Republicans have argued for years that colleges have failed to sufficiently comply with the law and have pushed for more transparency related to foreign gifts and contracts. The first Trump administration made Section 117 compliance a priority, launching investigations into institutions and putting new reporting requirements in place. After retaking office last year, President Trump directed ED to ensure it’s enforcing the law. According to ED, U.S. higher ed institutions received $5.2 billion total in these large foreign gifts and contracts in 2025.
In a fact sheet on the partnership, ED said, “State will provide vital support in administering Section 117’s biannual reporting and information collection provisions, public inspection requirements, enforcement activities, and implementing programs and other initiatives promoting lawful compliance.” But ED’s Office of the General Counsel currently manages these programs, and that office “will continue to maintain all statutory responsibilities and oversight of the program,” according to the document.
State will also help manage a new public reporting portal for the foreign gifts and contracts data. Palantir, a controversial artificial intelligence and data analysis company that also serves the U.S. military and Immigration and Customs Enforcement, helped the department develop it. According to ED, the portal “has been designed to be fully compatible with ED and State technological systems.”
In its fact sheet, ED says it “has found ample evidence that many large and well-resourced institutions of higher education have aggressively pursued and accepted foreign money while failing to comply with Section 117, while higher education industry trade organizations have argued against donor transparency and sought to block disclosure of strings attached to foreign funds. This poses a national security risk.” ED didn’t name the institutions or trade organizations it was accusing.

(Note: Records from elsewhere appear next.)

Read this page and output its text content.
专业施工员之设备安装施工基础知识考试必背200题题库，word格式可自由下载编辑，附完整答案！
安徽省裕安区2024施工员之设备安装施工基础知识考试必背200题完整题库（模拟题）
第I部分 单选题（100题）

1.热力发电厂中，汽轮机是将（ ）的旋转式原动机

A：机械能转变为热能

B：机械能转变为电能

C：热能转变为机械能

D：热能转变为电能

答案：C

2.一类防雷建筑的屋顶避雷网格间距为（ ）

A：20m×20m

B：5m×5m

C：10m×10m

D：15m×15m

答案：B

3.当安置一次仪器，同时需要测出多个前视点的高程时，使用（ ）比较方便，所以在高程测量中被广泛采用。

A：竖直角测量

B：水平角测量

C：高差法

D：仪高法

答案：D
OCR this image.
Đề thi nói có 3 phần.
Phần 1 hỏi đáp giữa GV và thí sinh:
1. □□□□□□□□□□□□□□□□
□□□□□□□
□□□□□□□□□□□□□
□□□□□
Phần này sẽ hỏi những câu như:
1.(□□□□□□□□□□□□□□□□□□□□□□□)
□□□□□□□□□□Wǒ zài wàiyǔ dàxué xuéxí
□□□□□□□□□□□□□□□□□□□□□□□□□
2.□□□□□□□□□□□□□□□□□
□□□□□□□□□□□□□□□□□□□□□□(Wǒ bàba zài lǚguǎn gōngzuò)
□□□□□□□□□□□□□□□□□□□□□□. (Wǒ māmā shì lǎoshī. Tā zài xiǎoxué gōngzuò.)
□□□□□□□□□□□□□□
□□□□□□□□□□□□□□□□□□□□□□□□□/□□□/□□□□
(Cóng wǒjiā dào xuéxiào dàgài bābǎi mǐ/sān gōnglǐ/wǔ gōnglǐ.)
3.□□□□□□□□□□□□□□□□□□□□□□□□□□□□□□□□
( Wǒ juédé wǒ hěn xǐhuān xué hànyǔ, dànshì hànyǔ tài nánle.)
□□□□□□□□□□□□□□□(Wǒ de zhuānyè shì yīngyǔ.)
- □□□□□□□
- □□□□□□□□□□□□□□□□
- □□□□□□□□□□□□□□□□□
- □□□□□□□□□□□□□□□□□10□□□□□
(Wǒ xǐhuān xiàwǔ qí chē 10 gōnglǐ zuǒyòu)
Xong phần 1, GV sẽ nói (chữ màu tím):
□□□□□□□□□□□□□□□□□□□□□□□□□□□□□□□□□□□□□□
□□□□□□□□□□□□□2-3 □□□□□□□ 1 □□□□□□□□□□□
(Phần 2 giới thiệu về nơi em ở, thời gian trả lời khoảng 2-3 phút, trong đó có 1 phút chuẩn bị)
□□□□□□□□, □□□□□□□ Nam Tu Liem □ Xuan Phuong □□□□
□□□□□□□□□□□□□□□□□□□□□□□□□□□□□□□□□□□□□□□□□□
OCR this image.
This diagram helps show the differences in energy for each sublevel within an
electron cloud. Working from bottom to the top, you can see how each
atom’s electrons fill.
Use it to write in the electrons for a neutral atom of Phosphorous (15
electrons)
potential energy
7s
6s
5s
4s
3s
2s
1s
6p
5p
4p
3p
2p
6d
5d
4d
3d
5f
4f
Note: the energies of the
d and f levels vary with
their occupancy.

“We have not argued against donor transparency,” said Sarah Spreitzer, vice president and chief of staff for government relations at the American Council on Education, one of the major college and university membership organizations.
Spreitzer said she’s worried about the reference in the announcement to State’s “foreign national academic admissions expertise.”
“I don’t think about the Department of State as having foreign national academic admissions expertise except when it comes to granting student visas,” Spreitzer said, adding that she wonders, “Are they somehow going to layer Section 117 onto student visa data?”
She said her “real concern” is “where do my institutions call if they have questions about Section 117 compliance?”
ED noted in the fact sheet that universities “should continue to remain in contact with compliance officials in the same manner and through the same contact information found at ED’s Federal Student Aid’s Knowledge Center,” where future announcements will be made.
To Bauer-Wolf, the Trump administration is “misrepresenting a couple of issues.”
“While it’s true that during Trump’s first term colleges were not completely keeping up with Section 117, virtually no one was at the time,” he said. “Congress, institutions, even the Education Department had all essentially allowed compliance to fall by the wayside.”
After the first Trump administration “began making political fuss about Section 117, colleges and their representatives made good faith efforts to report the necessary contracts and donations, and that continued through the Biden administration,” Bauer-Wolf added. And while the second Trump administration is criticizing colleges for noncompliance, he said, it “cut down the very agency that was supposed to be handling Section 117 reporting.”